A few words only, to tell him what he already knew, that he was a helpless prisoner without hope of escape. His life inviolate, but held as hostage, pending negotiations with his exalted father, which no doubt would soon terminate in the most satisfactory way. And in the meanwhile the lodgings, poor as they were, were entirely at the august prisoner’s disposal, as well as the three deaf-mute moujiks told off to do his bidding.
Nicholas Alexandrovitch called himself a fool, then tried to become a philosopher. He had every confidence in the far-seeing, far-reaching police of his country, trusted to Lavrovski to use every effort and despatch, and resigned himself to the inevitable with the characteristic placidity of his race. One last tribute to youth and folly he paid, when he felt an aching pang at the thought that the provoking odalisque had only used her blandishments for purposes so far removed from his poetic imaginings. The next half-hour saw the heir to the Tsar of all the Russias eating a sumptuous supper all alone—and a prisoner—with youthful appetite, and no thoughts for the morrow.

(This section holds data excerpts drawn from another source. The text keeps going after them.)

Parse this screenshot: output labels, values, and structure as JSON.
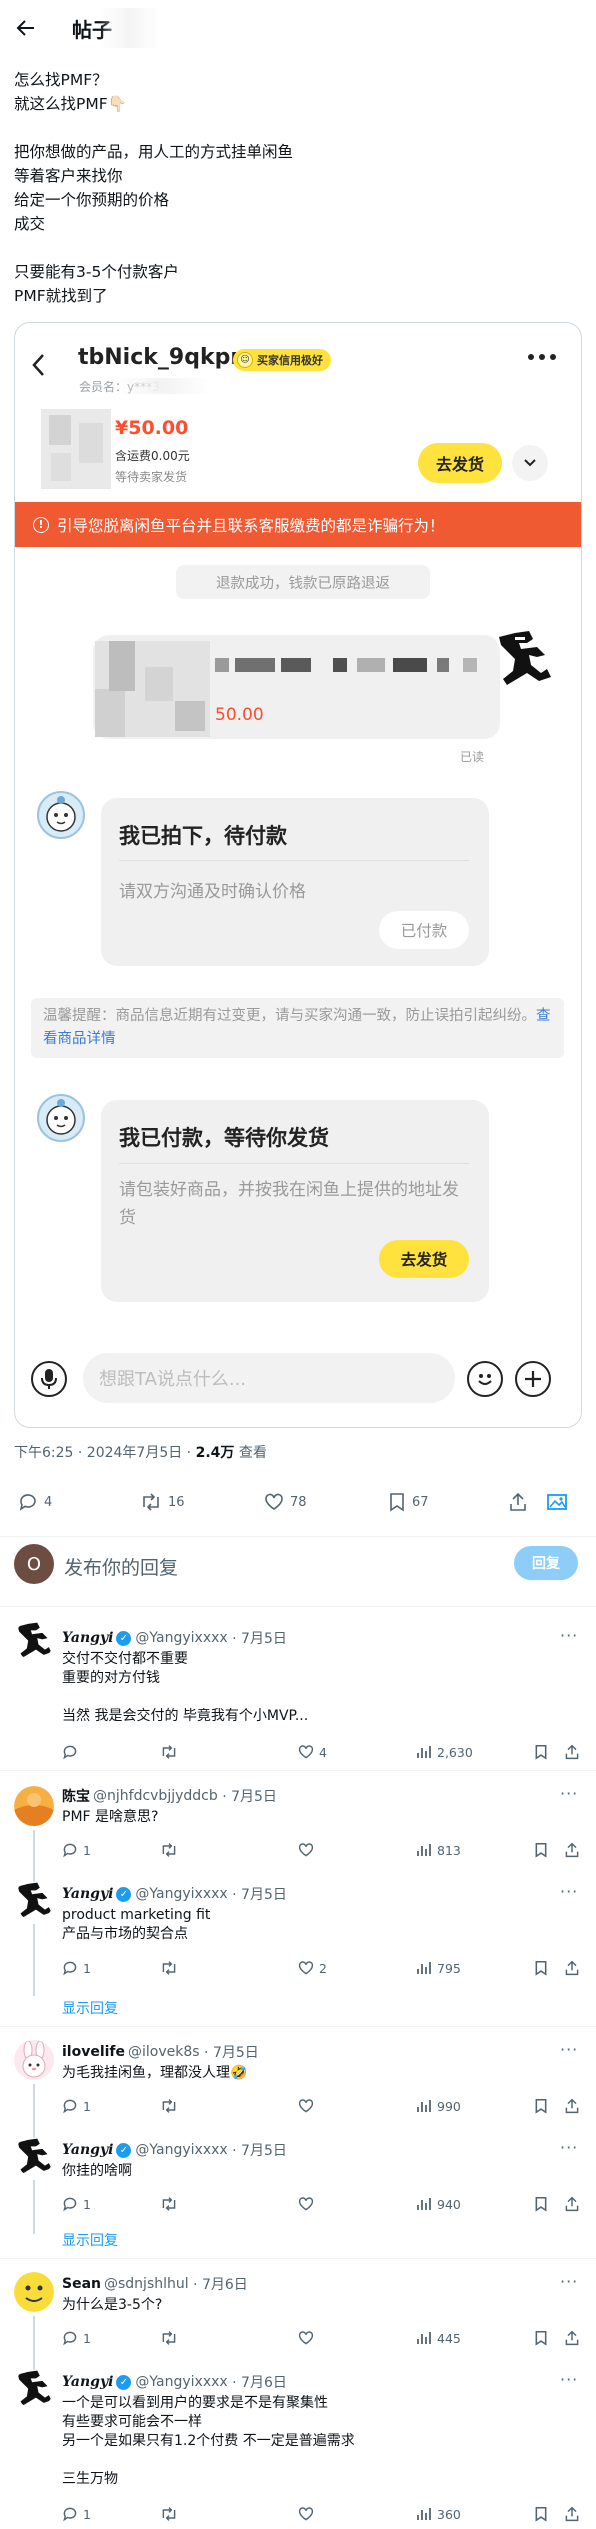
{
  "header": {
    "title": "帖子"
  },
  "tweet": {
    "lines": [
      "怎么找PMF？",
      "就这么找PMF👇🏻",
      "",
      "把你想做的产品，用人工的方式挂单闲鱼",
      "等着客户来找你",
      "给定一个你预期的价格",
      "成交",
      "",
      "只要能有3-5个付款客户",
      "PMF就找到了"
    ],
    "meta_time": "下午6:25 · 2024年7月5日 · ",
    "meta_views": "2.4万",
    "meta_views_label": " 查看",
    "stats": {
      "replies": "4",
      "retweets": "16",
      "likes": "78",
      "bookmarks": "67"
    }
  },
  "card": {
    "seller_name": "tbNick_9qkpm",
    "badge": "买家信用极好",
    "member_label": "会员名：",
    "member_id": "y***3",
    "price": "¥50.00",
    "shipping": "含运费0.00元",
    "waiting": "等待卖家发货",
    "ship_button": "去发货",
    "warning": "引导您脱离闲鱼平台并且联系客服缴费的都是诈骗行为！",
    "status": "退款成功，钱款已原路退返",
    "item_price": "50.00",
    "read_label": "已读",
    "msg1_title": "我已拍下，待付款",
    "msg1_body": "请双方沟通及时确认价格",
    "msg1_button": "已付款",
    "tip_prefix": "温馨提醒：商品信息近期有过变更，请与买家沟通一致，防止误拍引起纠纷。",
    "tip_link": "查看商品详情",
    "msg2_title": "我已付款，等待你发货",
    "msg2_body": "请包装好商品，并按我在闲鱼上提供的地址发货",
    "msg2_button": "去发货",
    "input_placeholder": "想跟TA说点什么..."
  },
  "compose": {
    "avatar_letter": "O",
    "placeholder": "发布你的回复",
    "button": "回复"
  },
  "replies": {
    "r1": {
      "name": "Yangyi",
      "handle": "@Yangyixxxx",
      "date": "· 7月5日",
      "lines": [
        "交付不交付都不重要",
        "重要的对方付钱",
        "",
        "当然 我是会交付的 毕竟我有个小MVP..."
      ],
      "replies": "",
      "retweets": "",
      "likes": "4",
      "views": "2,630"
    },
    "r2": {
      "name": "陈宝",
      "handle": "@njhfdcvbjjyddcb",
      "date": "· 7月5日",
      "lines": [
        "PMF 是啥意思?"
      ],
      "replies": "1",
      "retweets": "",
      "likes": "",
      "views": "813"
    },
    "r3": {
      "name": "Yangyi",
      "handle": "@Yangyixxxx",
      "date": "· 7月5日",
      "lines": [
        "product marketing fit",
        "产品与市场的契合点"
      ],
      "replies": "1",
      "retweets": "",
      "likes": "2",
      "views": "795"
    },
    "show_replies": "显示回复",
    "r4": {
      "name": "ilovelife",
      "handle": "@ilovek8s",
      "date": "· 7月5日",
      "lines": [
        "为毛我挂闲鱼，理都没人理🤣"
      ],
      "replies": "1",
      "retweets": "",
      "likes": "",
      "views": "990"
    },
    "r5": {
      "name": "Yangyi",
      "handle": "@Yangyixxxx",
      "date": "· 7月5日",
      "lines": [
        "你挂的啥啊"
      ],
      "replies": "1",
      "retweets": "",
      "likes": "",
      "views": "940"
    },
    "show_replies2": "显示回复",
    "r6": {
      "name": "Sean",
      "handle": "@sdnjshlhul",
      "date": "· 7月6日",
      "lines": [
        "为什么是3-5个?"
      ],
      "replies": "1",
      "retweets": "",
      "likes": "",
      "views": "445"
    },
    "r7": {
      "name": "Yangyi",
      "handle": "@Yangyixxxx",
      "date": "· 7月6日",
      "lines": [
        "一个是可以看到用户的要求是不是有聚集性",
        "有些要求可能会不一样",
        "另一个是如果只有1.2个付费 不一定是普遍需求",
        "",
        "三生万物"
      ],
      "replies": "1",
      "retweets": "",
      "likes": "",
      "views": "360"
    }
  },
  "colors": {
    "accent": "#1d9bf0",
    "xianyu_yellow": "#ffe23d",
    "warning_red": "#f05a33",
    "price_red": "#ff4d2e"
  }
}
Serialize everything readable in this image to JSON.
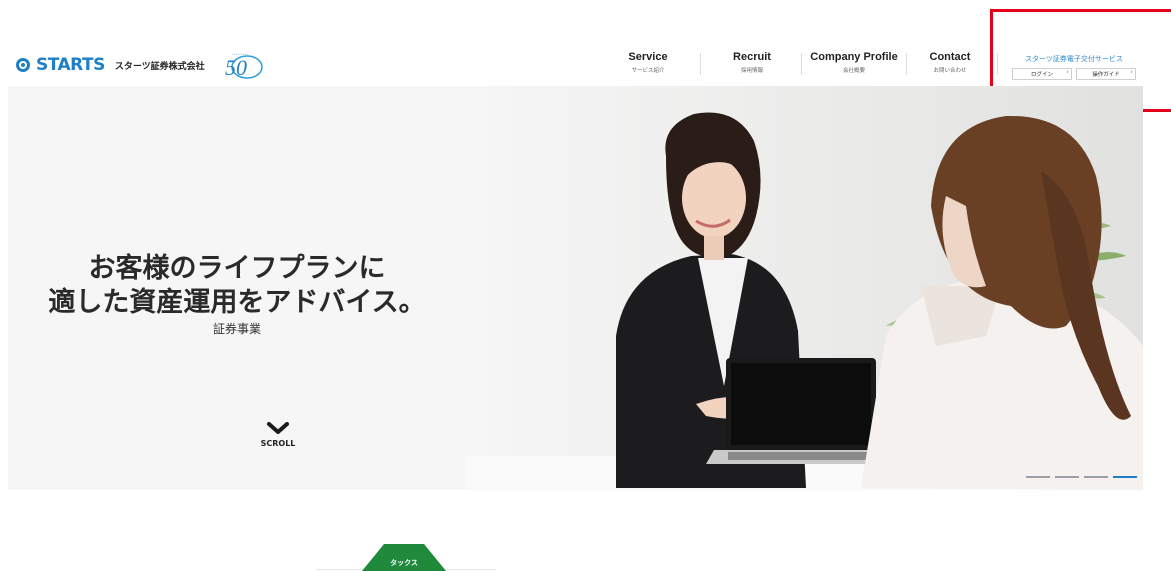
{
  "header": {
    "logo": {
      "word": "STARTS",
      "company": "スターツ証券株式会社",
      "anniversary": "50"
    },
    "nav": [
      {
        "en": "Service",
        "ja": "サービス紹介"
      },
      {
        "en": "Recruit",
        "ja": "採用情報"
      },
      {
        "en": "Company Profile",
        "ja": "会社概要"
      },
      {
        "en": "Contact",
        "ja": "お問い合わせ"
      }
    ],
    "eservice": {
      "title": "スターツ証券電子交付サービス",
      "login_label": "ログイン",
      "guide_label": "操作ガイド"
    }
  },
  "hero": {
    "headline_line1": "お客様のライフプランに",
    "headline_line2": "適した資産運用をアドバイス。",
    "subtitle": "証券事業",
    "scroll_label": "SCROLL",
    "slides_total": 4,
    "active_slide": 4
  },
  "bottom": {
    "tab_label": "タックス"
  },
  "colors": {
    "brand_blue": "#1f7fc6",
    "eservice_blue": "#2a8ad4",
    "highlight_red": "#e3001b",
    "tab_green": "#1f8a3c"
  },
  "icons": {
    "scroll": "chevron-down-icon",
    "logo": "starts-logo-icon"
  }
}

As for Count Lavrovski, in attendance upon his Imperial Highness, he, no doubt, was in a worse position than his abducted charge.
To have allowed the Tsarevitch, for whom he was, so to speak, responsible, to so completely slip through his fingers, was an event unparalleled in the history of a Russian courtier. No doubt, the case being unprecedented, the punishment would be equally so, and Lavrovski already, half an hour after the Tsarevitch’s disappearance, could, when shutting his eyes, see visions of convicts, of prisons, of mines, and Siberia.
Half an hour is a long time for the son of the Tsar to remain unattended, and when two or three hours had slipped by, and the crowds of mummers had begun to thin, Lavrovski began enduring mental tortures he had up to that time had no conception of. And when presently, at some small hour of the morning, the last of the giddy throng were preparing to depart, the old Russian still sat staring into the crowd, cramped in body, and with mental faculties rendered numb with nameless terrors.
The officials asked him to leave; the lights were being turned out, and Lavrovski had perforce to leave his box and find his way into the streets. One or two discreet questions from porters and attendants about an odalisque and a domino brought only mirth for an answer. Fifty odalisques, two thousand dominoes, had passed up and down the opera-house steps during the last few hours.
At the Hotel Imperial the sleepy hall porter had not seen the young stranger, and the Russian valet, the only other attendant on the Tsarevitch, made a mute inquiry as to his master, which he dared not put into words.
This man would have to be told something; he was trustworthy; might be of help. Lavrovski told him half a truth.
The Tsarevitch had thought fit to go on a young man’s escapade. They two must keep that a secret; Nicholas Alexandrovitch might return to-morrow, he might be away some days. Count Lavrovski could not say; he relied on Stepán to be discreet.